WASHINGTON / RankWire.AI / – The International Monetary Fund expects the euro area economy to grow 0.9% in 2026 and 1.2% in 2027. The updated forecast marks a slowdown from 1.4% growth in 2025. The IMF Executive Board completed its annual review of common euro area policies on July 13. The fund released its findings on July 16. The assessment covered growth, inflation, public debt, financial stability and structural reforms across the currency bloc.

Headline inflation will rise from 2.1% in 2025 to 2.9% in 2026, according to the forecast. The IMF expects inflation to ease to 2.3% in 2027. Its July update reduced the 2026 growth projection by 0.2 percentage point from April. The forecast for 2027 remained unchanged. Euro area growth also trails the fund’s 1.7% estimate for advanced economies in 2026. Inflation remains above the European Central Bank’s 2% medium-term target.

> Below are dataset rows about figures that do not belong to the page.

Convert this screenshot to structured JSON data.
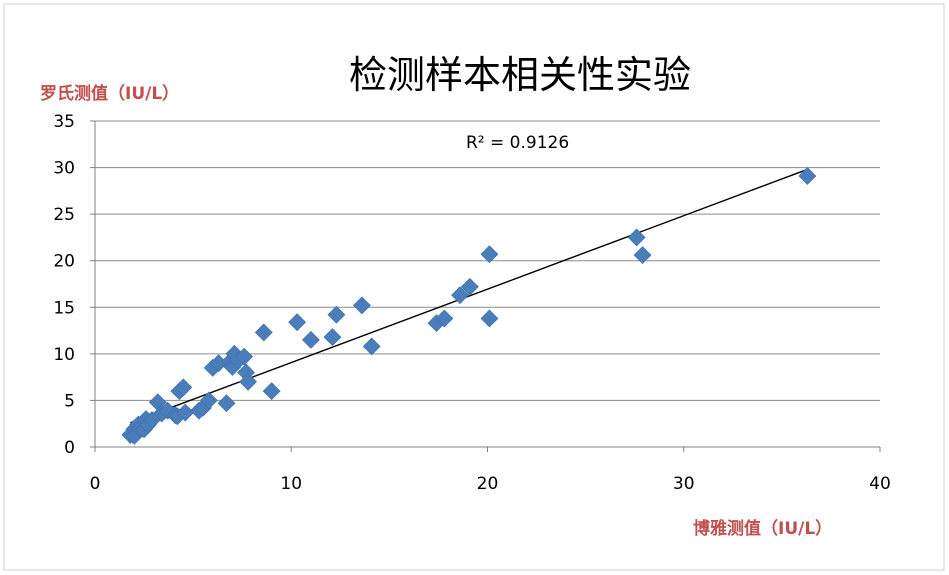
{
  "colors": {
    "marker": "#4a7ebb",
    "axis_title": "#c0504d",
    "gridline": "#8c8c8c",
    "trendline": "#000000"
  },
  "chart_data": {
    "type": "scatter",
    "title": "检测样本相关性实验",
    "xlabel": "博雅测值（IU/L）",
    "ylabel": "罗氏测值（IU/L）",
    "xlim": [
      0,
      40
    ],
    "ylim": [
      0,
      35
    ],
    "x_ticks": [
      0,
      10,
      20,
      30,
      40
    ],
    "y_ticks": [
      0,
      5,
      10,
      15,
      20,
      25,
      30,
      35
    ],
    "grid": "horizontal",
    "marker": "diamond",
    "annotation": "R² = 0.9126",
    "trendline": {
      "type": "linear",
      "x": [
        1.8,
        36.3
      ],
      "y": [
        2.6,
        29.8
      ]
    },
    "series": [
      {
        "x": [
          1.8,
          2.0,
          2.0,
          2.2,
          2.3,
          2.5,
          2.6,
          2.7,
          2.9,
          3.2,
          3.4,
          3.7,
          4.1,
          4.2,
          4.3,
          4.5,
          4.6,
          5.3,
          5.5,
          5.8,
          6.0,
          6.3,
          6.7,
          6.9,
          7.0,
          7.1,
          7.3,
          7.6,
          7.7,
          7.8,
          8.6,
          9.0,
          10.3,
          11.0,
          12.1,
          12.3,
          13.6,
          14.1,
          17.4,
          17.8,
          18.6,
          19.1,
          20.1,
          20.1,
          27.6,
          27.9,
          36.3
        ],
        "y": [
          1.3,
          1.9,
          1.2,
          2.4,
          2.0,
          1.9,
          3.0,
          2.4,
          2.9,
          4.8,
          3.6,
          3.9,
          3.4,
          3.3,
          6.0,
          6.4,
          3.7,
          3.9,
          4.2,
          5.0,
          8.5,
          9.0,
          4.7,
          9.2,
          8.6,
          10.0,
          9.3,
          9.7,
          8.0,
          7.0,
          12.3,
          6.0,
          13.4,
          11.5,
          11.8,
          14.2,
          15.2,
          10.8,
          13.3,
          13.8,
          16.3,
          17.2,
          20.7,
          13.8,
          22.5,
          20.6,
          29.1
        ]
      }
    ]
  }
}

The IMF linked the weaker outlook to higher energy prices, poor consumer confidence and an unfavorable first-quarter carryover. Ireland drove much of that carryover, while several other economies also showed weak momentum. Higher energy costs reduced household purchasing power and slowed private consumption. Tighter financial conditions added pressure on domestic demand. Government support measures offset part of the impact. However, the assessment found that those measures did not fully remove the burden on economic activity.
Higher energy costs restrain growth
The euro area began 2026 with output near its estimated potential and inflation close to target. Economic growth reached 1.4% in 2025, while unemployment stayed near 6.3%. Domestic demand supported activity despite the war in Ukraine, higher tariffs and a stronger euro. Net exports reduced growth as imports remained firm and services exports lost strength. Results differed across member states. Spain continued to expand faster than several of the region’s larger economies.

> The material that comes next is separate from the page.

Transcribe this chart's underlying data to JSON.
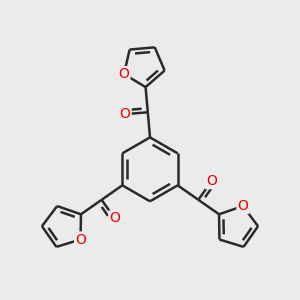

Energy supply disruption linked to the Middle East conflict ranked as the largest source of uncertainty. The fund also cited weaker confidence, financial stress, trade disruption and further escalation in Ukraine. Financial stability risks increased as the economic outlook softened. The IMF expects public debt to rise from 87% of gross domestic product in 2025 to about 90% by 2031. Euro area governments also face higher spending needs for defense, infrastructure and other common priorities.
Fiscal discipline remains a priority
IMF directors urged policymakers to keep inflation expectations stable and base monetary decisions on current economic data. They said the European Central Bank should monitor inflation, demand and financial conditions when setting policy. The assessment supported fiscal help for households and businesses within available budget limits. It recommended temporary and targeted measures rather than broad support programs. Directors also called on highly indebted countries to adopt credible plans that reduce deficits and preserve funding for essential investment.
The fund also urged euro area governments to improve energy security and strengthen the European single market. It called for progress on the banking union and deeper capital market integration. The assessment also recommended fewer barriers to cross-border investment. The IMF connected those reforms with higher productivity, stronger resilience and better medium-term growth. It also stressed the need to protect fiscal sustainability while financing shared priorities. The latest projections show slower growth in 2026, followed by a modest recovery in 2027.